The whole thing is deeply unrealistic
It's not that Amazon.com can't make it work. But people seem to be wildly unaware of just how uncompetitive Amazon.com is, when faced with Costco. Uncompetitive in terms of cost. Costco has cut cost to the bone, massively beyond anything Amazon.com can reach. This is entirely obvious to anyone familiar with the Profit & Loss statements of both companies. Here are just a couple of facts taken from these statements (last 12 months):
Amazon.com
Gross shipping costs are 10.5% of product sales (the category where this new program would fit in);
Fulfillment costs (pick, packing, paying and warehousing) are 11.3% of revenues (this includes both product sales and service revenues);
Technology costs plus marketing plus G&A are 14.2% of revenues.
Costco
All selling, general and administrative costs are 9.6% of revenues.

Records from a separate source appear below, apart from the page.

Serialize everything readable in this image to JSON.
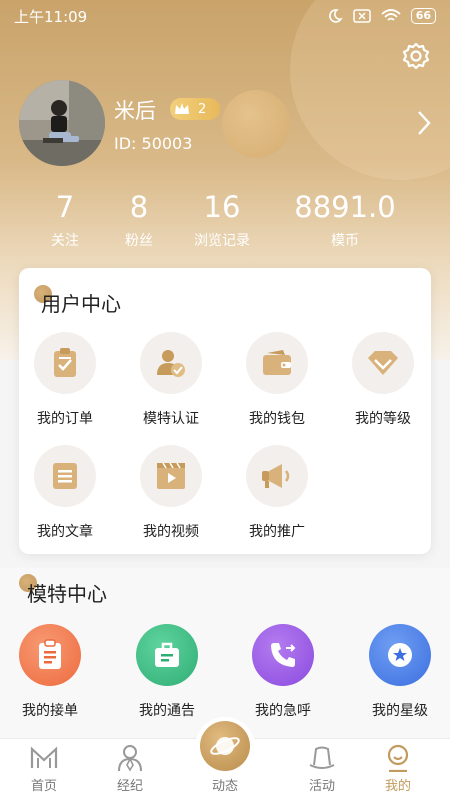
{
  "status_bar": {
    "time": "上午11:09",
    "battery": "66"
  },
  "profile": {
    "name": "米后",
    "vip_level": "2",
    "user_id": "ID: 50003"
  },
  "stats": [
    {
      "value": "7",
      "label": "关注"
    },
    {
      "value": "8",
      "label": "粉丝"
    },
    {
      "value": "16",
      "label": "浏览记录"
    },
    {
      "value": "8891.0",
      "label": "模币"
    }
  ],
  "user_center": {
    "title": "用户中心",
    "items": [
      {
        "label": "我的订单",
        "icon": "order-clipboard-icon"
      },
      {
        "label": "模特认证",
        "icon": "certify-user-icon"
      },
      {
        "label": "我的钱包",
        "icon": "wallet-icon"
      },
      {
        "label": "我的等级",
        "icon": "diamond-icon"
      },
      {
        "label": "我的文章",
        "icon": "article-icon"
      },
      {
        "label": "我的视频",
        "icon": "video-icon"
      },
      {
        "label": "我的推广",
        "icon": "megaphone-icon"
      }
    ]
  },
  "model_center": {
    "title": "模特中心",
    "items": [
      {
        "label": "我的接单",
        "icon": "clipboard-icon",
        "color": "#f27c55"
      },
      {
        "label": "我的通告",
        "icon": "briefcase-icon",
        "color": "#3dbb83"
      },
      {
        "label": "我的急呼",
        "icon": "phone-call-icon",
        "color": "#9b5ce6"
      },
      {
        "label": "我的星级",
        "icon": "star-badge-icon",
        "color": "#4a82ea"
      }
    ]
  },
  "tabbar": {
    "items": [
      {
        "label": "首页"
      },
      {
        "label": "经纪"
      },
      {
        "label": "动态"
      },
      {
        "label": "活动"
      },
      {
        "label": "我的"
      }
    ]
  },
  "colors": {
    "accent": "#c29a5c",
    "header_top": "#c9a36a"
  }
}
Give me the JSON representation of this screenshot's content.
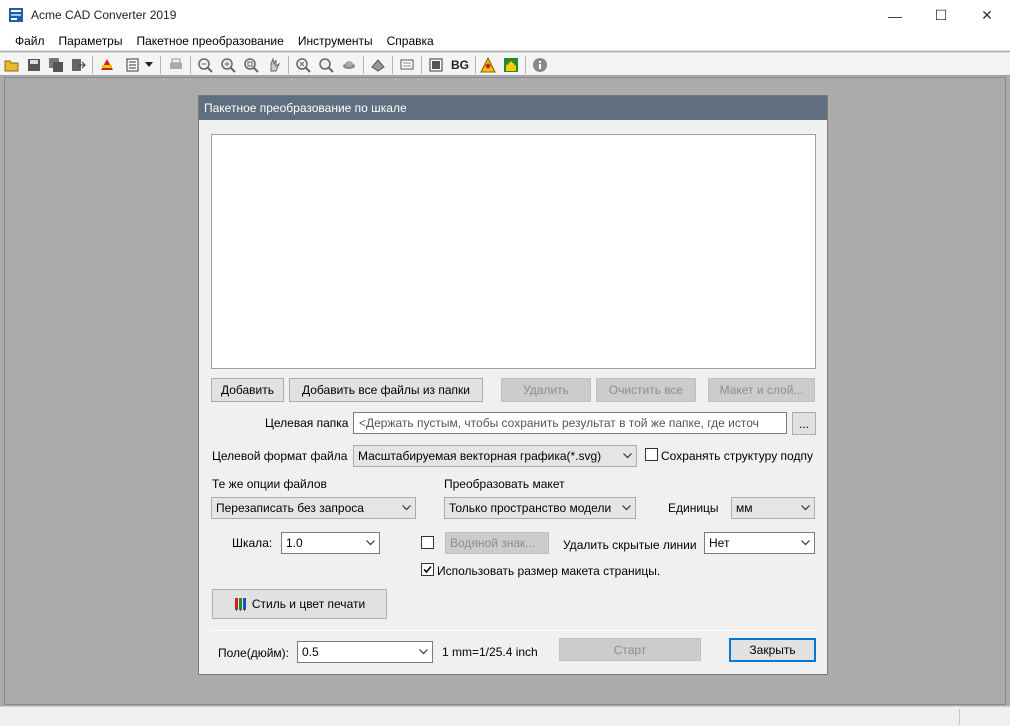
{
  "window": {
    "title": "Acme CAD Converter 2019",
    "controls": {
      "minimize": "—",
      "maximize": "☐",
      "close": "✕"
    }
  },
  "menu": [
    "Файл",
    "Параметры",
    "Пакетное преобразование",
    "Инструменты",
    "Справка"
  ],
  "toolbar": {
    "bg_label": "BG"
  },
  "dialog": {
    "title": "Пакетное преобразование по шкале",
    "buttons": {
      "add": "Добавить",
      "add_folder": "Добавить все файлы из папки",
      "delete": "Удалить",
      "clear_all": "Очистить все",
      "layout_layers": "Макет и слой...",
      "browse": "...",
      "print_style": "Стиль и цвет печати",
      "start": "Старт",
      "close": "Закрыть",
      "watermark": "Водяной знак..."
    },
    "target_folder": {
      "label": "Целевая папка",
      "placeholder": "<Держать пустым, чтобы сохранить результат в той же папке, где источ"
    },
    "target_format": {
      "label": "Целевой формат файла",
      "value": "Масштабируемая векторная графика(*.svg)"
    },
    "keep_structure": {
      "label": "Сохранять структуру подпу",
      "checked": false
    },
    "same_file_options": {
      "label": "Те же опции файлов",
      "value": "Перезаписать без запроса"
    },
    "convert_layout": {
      "label": "Преобразовать макет",
      "value": "Только пространство модели"
    },
    "units": {
      "label": "Единицы",
      "value": "мм"
    },
    "scale": {
      "label": "Шкала:",
      "value": "1.0"
    },
    "watermark_checked": false,
    "remove_hidden": {
      "label": "Удалить скрытые линии",
      "value": "Нет"
    },
    "use_page_size": {
      "label": "Использовать размер макета страницы.",
      "checked": true
    },
    "margin": {
      "label": "Поле(дюйм):",
      "value": "0.5"
    },
    "ratio": "1 mm=1/25.4 inch"
  }
}
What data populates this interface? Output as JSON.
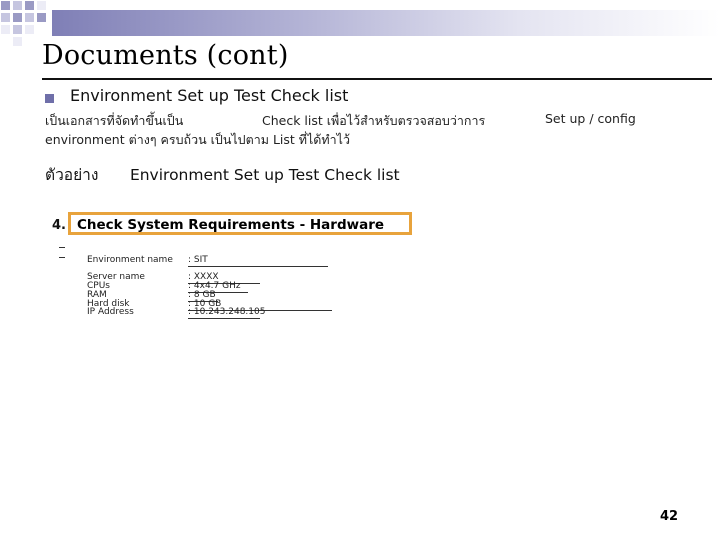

See the problem? Amazon.com has more than 3 times the selling, general and administrative costs of Costco. Just shipping the product out to the customers exceeds Costco's entire cost base. And the picking, packing, paying and warehousing the products also exceeds Costco's entire cost base. And technology plus marketing plus general and administrative costs also exceeds Costco's entire cost base.
The two companies' pictures are at extremes to each other
While Amazon.com trades for 1411 times past 12 months' earnings and 531 times 2013 earnings estimates, Costco trades for 25 times past 12 months' earnings estimates and 24 times FY2014 earnings estimates.
This valuation chasm is in place though it is obvious that Costco is a massive cost leader over Amazon.com, as seen previously. Thus, while Amazon.com will remain challenged to increase profitability, Costco will continue chugging along in its low-cost, decent-margin strategy.
It's thus evident that Costco is structurally sounder to Amazon and has nothing to fear from Amazon's possible entry into its market. Yet Costco - the superior company - trades cheaper both on a P/E basis as well as in absolute market capitalization. Costco is worth $51.5 billion, whereas Amazon.com towers at a massive $180 billion in spite of its earnings and cost challenges.
Conclusion
In short, Amazon.com has no chance of competing with Costco on cost. It might try convenience or something else, but in terms of cost Amazon.com is a world apart from Costco. There seems to be the feeling that online retailers are somehow most cost-efficient. They aren't. Sure, online retail might menace niche retailers due to concentrating demand from a wide area and from cost being less of a driver, but when it comes to general high-volume merchandise, online retail doesn't stand a chance.
There's a reason why general merchandise mail-order catalogs (Sears Catalog, Montgomery Ward) lost out to bricks & mortar retailers long ago, while niche catalogs survived. The reason is economics. The reason is cost.